Regardless any one is interested, I think that this post could enlight a little more on this topic: https://audeser.wordpress.com/2018/10/30/vba-interact-with-html/ , as it explains how to go through a login system, it barely shows how to interact with HTML items, and output links to an Excel Sheet.
The initial code is not mine (anyway it’s referred on the post), but has been heavily modified to get to a functional webBrowser on Excel… to bypass Gmail two steps login and lets download from there on.

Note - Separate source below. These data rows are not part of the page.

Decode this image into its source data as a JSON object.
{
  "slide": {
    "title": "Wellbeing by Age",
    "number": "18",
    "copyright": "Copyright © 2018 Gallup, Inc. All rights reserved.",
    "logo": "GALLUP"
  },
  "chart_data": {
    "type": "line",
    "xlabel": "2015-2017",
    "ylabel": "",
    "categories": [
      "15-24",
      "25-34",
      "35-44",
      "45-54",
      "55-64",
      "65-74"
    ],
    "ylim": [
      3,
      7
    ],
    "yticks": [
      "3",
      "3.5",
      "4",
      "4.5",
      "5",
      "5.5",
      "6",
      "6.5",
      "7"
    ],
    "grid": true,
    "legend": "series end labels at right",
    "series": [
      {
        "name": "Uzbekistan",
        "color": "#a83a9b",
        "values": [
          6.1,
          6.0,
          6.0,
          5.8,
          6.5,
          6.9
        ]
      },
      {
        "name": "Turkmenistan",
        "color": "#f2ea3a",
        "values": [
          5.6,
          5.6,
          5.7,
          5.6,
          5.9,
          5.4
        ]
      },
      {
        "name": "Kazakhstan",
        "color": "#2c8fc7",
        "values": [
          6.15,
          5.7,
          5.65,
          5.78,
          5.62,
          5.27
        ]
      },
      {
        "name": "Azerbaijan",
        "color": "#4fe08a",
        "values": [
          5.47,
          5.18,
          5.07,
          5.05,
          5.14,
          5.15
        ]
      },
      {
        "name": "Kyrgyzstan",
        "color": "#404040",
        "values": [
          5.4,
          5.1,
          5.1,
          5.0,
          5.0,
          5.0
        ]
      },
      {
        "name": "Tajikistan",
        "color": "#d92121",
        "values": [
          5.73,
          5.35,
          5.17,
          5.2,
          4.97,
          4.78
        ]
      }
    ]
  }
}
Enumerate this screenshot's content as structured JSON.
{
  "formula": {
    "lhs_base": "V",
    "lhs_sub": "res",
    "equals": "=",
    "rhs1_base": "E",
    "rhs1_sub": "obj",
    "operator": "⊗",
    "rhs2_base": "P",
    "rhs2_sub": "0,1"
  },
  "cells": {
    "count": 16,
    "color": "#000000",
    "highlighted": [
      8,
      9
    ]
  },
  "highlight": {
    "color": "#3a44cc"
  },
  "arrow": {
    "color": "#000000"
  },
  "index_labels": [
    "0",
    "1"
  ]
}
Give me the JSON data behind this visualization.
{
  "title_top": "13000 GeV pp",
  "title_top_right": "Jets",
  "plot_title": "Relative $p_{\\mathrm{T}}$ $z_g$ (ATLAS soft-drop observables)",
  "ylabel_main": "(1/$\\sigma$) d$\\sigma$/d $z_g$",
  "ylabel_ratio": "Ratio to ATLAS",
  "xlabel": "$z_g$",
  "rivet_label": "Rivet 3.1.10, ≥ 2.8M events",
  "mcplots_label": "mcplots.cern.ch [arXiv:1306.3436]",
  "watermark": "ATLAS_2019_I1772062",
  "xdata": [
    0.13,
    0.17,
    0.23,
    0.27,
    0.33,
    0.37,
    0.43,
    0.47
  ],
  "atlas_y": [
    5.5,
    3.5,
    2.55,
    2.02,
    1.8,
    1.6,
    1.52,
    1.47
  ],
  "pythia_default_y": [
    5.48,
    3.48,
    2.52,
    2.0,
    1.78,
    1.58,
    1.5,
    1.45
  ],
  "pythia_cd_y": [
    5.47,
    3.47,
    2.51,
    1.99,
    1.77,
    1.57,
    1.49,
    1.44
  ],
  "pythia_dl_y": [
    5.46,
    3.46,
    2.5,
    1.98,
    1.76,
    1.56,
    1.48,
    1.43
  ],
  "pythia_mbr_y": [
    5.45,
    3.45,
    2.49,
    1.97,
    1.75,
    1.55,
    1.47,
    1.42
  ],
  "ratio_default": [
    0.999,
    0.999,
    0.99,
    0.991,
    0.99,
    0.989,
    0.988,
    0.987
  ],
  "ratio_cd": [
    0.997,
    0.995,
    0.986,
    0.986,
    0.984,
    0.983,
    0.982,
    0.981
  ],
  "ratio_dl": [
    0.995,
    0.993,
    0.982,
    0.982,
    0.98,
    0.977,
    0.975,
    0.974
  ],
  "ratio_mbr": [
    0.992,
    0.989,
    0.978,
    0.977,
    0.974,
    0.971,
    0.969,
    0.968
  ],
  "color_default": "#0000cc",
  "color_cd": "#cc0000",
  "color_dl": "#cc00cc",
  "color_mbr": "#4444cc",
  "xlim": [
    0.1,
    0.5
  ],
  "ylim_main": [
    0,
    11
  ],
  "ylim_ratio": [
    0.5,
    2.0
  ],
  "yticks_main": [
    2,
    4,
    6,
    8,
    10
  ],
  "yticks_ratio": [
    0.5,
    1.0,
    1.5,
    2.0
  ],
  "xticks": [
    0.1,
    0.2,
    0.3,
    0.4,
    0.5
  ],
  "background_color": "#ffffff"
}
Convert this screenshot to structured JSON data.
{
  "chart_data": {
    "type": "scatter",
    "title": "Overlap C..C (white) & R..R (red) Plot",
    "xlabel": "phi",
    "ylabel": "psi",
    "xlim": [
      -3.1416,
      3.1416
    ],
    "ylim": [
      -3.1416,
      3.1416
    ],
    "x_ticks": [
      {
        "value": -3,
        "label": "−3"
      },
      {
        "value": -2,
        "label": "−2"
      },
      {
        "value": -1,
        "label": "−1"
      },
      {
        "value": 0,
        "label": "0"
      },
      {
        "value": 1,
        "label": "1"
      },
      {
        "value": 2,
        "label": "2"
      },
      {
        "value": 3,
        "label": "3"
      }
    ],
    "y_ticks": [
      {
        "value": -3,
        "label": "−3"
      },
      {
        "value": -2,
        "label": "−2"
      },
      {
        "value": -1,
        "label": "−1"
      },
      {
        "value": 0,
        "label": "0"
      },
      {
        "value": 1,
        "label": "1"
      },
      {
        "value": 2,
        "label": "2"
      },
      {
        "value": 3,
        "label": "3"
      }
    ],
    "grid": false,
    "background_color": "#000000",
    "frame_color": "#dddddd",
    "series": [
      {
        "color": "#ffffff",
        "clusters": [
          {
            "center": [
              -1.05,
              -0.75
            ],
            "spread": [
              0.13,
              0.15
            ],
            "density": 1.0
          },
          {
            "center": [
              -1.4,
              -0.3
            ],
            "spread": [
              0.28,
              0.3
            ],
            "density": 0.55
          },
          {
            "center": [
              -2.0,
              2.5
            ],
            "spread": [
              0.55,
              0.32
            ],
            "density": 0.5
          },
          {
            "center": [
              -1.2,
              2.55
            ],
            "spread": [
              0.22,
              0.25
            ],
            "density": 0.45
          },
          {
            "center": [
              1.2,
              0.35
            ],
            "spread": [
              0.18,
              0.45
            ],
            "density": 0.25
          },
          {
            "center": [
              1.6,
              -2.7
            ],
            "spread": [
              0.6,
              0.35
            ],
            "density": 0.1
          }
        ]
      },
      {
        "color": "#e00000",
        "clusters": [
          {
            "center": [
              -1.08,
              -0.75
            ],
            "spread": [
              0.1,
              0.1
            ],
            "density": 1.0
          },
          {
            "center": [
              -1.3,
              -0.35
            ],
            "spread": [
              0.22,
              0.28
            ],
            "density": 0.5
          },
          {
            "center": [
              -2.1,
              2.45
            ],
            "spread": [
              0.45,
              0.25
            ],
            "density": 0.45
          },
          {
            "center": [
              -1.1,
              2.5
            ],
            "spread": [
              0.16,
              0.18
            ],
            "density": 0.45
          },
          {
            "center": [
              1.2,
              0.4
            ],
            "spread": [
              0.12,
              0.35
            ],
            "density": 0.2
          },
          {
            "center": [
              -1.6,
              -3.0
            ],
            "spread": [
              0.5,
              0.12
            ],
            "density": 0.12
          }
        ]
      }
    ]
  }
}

The needed code is something like this. Throw a “Microsoft Internet Controls” object inside an UserForm (or use oBrowser object as suggested in the commented code), with a textbox called txtURL, and a CommandButton. Paste this is the CommandButton1_Click event:
On Error GoTo Err
‘Dim oBrowser As InternetExplorer
Dim HTMLDoc As HTMLDocument ‘Reference to Microsoft HTML Object Library
Dim oHTML_Element As IHTMLElement
Dim oHTML_TagCol As IHTMLElementCollection
Dim lgItem As Long
‘Set oBrowser = Me.WebBrowser1 ‘New InternetExplorer
‘With oBrowser
With Me.WebBrowser1
.Silent = False
.Navigate Me.txtURL.Text
.Visible = True ‘False
‘Call Browser_Complete
Set HTMLDoc = .Document
Set oHTML_TagCol = HTMLDoc.getElementsByTagName(“a”)
‘N# items: oHTML_TagCol.length
For Each oHTML_Element In oHTML_TagCol
lgItem = lgItem + 1
ActiveSheet.Cells(lgItem, 1).Value = oHTML_Element.href
ActiveSheet.Cells(lgItem, 2).Value = oHTML_Element.innerText
Next
‘.Visible = True
End With
ExitProc:
Exit Sub
Err:
MsgBox (“Error Occured”)